When asked, Zachary Rosenthal of Duke U had this to say:
When trying to make sense of complex health problems, we used to talk about nature versus nurture, conditioning versus genes, and environment versus biology. But what we now know–and in hindsight this is embarrassingly obvious– is that these are overly simplistic false divisions. These things that once were apparent distinctions as “either/or” now are becoming logically combined as “both/and.” The question is no longer whether a phenomenon is caused by conditioning or something physiological. The question is how and in what important ways do nature and nurture interact to predict human behavior? Nature and nurture reciprocally influence each other, likely in many ways and at many levels of analysis, their effects pinging and ponging off of each other. Genes and the environment interactively influence each other. The environment influences genetic expression, and genetic expression influences the environment. As an example, it would be overly simplistic, and flatly incorrect to assert that a disorder such as PTSD or OCD is caused by genes independent of any environmental influence.

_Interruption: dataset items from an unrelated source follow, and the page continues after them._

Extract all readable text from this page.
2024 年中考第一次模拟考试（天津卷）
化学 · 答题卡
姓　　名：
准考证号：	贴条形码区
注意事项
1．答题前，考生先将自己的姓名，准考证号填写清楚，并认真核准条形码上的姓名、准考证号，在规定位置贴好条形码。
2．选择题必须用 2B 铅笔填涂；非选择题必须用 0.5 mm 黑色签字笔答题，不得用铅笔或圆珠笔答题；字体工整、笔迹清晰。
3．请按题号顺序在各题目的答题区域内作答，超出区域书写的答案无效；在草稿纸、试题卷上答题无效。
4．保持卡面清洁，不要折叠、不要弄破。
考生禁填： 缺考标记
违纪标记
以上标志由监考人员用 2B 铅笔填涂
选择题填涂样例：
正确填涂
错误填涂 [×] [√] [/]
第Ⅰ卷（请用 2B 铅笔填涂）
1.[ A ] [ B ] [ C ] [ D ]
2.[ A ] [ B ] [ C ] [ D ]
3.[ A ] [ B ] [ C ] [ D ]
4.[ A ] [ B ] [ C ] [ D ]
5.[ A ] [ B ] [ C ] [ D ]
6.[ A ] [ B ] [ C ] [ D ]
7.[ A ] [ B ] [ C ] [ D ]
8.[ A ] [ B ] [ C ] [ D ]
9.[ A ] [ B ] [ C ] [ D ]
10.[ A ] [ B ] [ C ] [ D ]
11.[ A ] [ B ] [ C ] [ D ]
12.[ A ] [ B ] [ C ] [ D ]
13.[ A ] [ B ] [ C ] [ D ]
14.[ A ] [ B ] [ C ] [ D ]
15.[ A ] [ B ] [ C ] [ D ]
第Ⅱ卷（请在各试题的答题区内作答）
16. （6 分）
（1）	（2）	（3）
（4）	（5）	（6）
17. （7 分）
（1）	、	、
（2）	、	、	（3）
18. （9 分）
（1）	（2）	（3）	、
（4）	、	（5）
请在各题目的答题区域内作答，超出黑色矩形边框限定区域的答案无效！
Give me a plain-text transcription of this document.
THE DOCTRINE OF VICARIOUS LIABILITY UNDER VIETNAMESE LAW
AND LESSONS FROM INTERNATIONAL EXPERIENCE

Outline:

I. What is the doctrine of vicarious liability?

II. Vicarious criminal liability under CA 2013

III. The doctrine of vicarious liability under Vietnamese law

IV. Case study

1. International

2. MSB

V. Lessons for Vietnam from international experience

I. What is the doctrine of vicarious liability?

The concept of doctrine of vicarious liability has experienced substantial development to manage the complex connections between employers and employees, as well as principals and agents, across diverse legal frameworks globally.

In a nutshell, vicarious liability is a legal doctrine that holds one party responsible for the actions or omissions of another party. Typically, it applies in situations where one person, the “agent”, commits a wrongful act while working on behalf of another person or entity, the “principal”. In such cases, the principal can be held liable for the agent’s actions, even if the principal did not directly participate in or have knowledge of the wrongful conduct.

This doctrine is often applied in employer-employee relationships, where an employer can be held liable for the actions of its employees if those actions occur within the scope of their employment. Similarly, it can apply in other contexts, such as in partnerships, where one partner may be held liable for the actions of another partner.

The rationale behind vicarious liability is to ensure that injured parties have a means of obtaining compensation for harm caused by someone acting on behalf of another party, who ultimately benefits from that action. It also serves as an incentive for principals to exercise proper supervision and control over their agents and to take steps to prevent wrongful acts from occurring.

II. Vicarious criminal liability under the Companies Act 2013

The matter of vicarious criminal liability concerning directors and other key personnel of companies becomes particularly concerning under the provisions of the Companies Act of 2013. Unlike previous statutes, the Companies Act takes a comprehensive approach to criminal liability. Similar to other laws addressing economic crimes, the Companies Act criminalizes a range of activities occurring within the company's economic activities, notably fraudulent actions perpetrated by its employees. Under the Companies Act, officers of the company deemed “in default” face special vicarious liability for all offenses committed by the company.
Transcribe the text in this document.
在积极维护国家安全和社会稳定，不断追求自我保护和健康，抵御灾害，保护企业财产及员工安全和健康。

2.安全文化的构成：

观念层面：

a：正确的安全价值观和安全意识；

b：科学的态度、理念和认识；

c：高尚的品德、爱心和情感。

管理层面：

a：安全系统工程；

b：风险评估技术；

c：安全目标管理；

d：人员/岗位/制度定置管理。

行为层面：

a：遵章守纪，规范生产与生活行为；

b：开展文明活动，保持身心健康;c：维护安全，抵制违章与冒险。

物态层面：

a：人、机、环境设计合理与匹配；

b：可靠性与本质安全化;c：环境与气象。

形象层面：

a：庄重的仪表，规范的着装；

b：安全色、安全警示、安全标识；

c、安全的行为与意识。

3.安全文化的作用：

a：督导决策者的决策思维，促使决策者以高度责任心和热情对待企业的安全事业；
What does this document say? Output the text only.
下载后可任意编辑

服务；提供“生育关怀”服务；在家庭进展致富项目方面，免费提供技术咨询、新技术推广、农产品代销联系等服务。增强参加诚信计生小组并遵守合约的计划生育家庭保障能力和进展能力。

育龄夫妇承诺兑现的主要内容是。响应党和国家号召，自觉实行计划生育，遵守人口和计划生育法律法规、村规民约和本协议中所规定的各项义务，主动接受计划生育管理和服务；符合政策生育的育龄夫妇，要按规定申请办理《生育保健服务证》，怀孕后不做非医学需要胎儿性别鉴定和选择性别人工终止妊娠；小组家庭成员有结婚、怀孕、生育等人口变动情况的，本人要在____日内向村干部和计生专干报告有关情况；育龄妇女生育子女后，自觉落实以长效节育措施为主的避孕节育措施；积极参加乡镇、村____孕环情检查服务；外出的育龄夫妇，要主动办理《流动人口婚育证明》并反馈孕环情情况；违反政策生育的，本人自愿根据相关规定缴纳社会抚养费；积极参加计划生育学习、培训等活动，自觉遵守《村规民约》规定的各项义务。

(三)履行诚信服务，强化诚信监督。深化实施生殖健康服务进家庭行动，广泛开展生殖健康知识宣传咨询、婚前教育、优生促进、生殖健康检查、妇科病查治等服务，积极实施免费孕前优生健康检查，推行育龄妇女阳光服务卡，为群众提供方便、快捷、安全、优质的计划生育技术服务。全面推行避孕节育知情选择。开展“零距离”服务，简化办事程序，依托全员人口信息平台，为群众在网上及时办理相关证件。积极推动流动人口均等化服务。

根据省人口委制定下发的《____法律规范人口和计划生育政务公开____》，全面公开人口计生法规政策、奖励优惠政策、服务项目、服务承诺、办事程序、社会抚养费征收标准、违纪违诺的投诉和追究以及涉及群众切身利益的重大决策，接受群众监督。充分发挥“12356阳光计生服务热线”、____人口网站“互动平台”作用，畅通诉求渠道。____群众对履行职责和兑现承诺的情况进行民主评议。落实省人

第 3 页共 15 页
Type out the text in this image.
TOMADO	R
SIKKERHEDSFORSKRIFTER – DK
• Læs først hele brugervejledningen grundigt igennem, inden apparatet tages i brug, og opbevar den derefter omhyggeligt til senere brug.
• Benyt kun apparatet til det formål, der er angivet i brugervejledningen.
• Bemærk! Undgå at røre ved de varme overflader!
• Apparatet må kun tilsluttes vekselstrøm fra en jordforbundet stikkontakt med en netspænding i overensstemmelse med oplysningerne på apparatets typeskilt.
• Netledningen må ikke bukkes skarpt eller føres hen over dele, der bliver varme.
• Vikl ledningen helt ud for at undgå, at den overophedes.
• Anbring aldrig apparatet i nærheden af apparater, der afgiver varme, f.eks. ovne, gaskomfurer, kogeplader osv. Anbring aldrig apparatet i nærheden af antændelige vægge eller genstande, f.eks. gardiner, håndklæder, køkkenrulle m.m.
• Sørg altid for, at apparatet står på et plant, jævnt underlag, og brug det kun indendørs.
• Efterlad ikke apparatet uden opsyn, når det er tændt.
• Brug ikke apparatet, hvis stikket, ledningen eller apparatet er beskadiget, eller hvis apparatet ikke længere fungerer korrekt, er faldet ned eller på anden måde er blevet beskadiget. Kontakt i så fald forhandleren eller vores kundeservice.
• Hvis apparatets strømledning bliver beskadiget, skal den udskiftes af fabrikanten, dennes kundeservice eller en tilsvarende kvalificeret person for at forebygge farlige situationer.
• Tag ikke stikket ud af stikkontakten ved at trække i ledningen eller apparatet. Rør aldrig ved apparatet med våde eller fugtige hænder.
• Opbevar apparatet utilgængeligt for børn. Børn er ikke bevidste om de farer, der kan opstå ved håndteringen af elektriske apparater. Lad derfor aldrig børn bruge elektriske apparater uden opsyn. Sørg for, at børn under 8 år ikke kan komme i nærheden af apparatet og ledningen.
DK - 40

Genes impact conditioning, learning, and memory, and these processes influence the way in which we express ourselves in our environment, which influences how the world responds to us, which then impacts our underlying biology. It also would be overly simplistic to say that these problems are singularly caused by conditioning in the absence of any underlying biological influences. Conditioning processes are both biologically and environmentally influenced.
One very important distinction that the Jastreboff’s made is between the physical pain people with hyperacusis experience upon exposure to loud sounds versus the autonomic nervous system arousal those with misophonia experience upon presentation of repetitive, pattern-based auditory stimuli.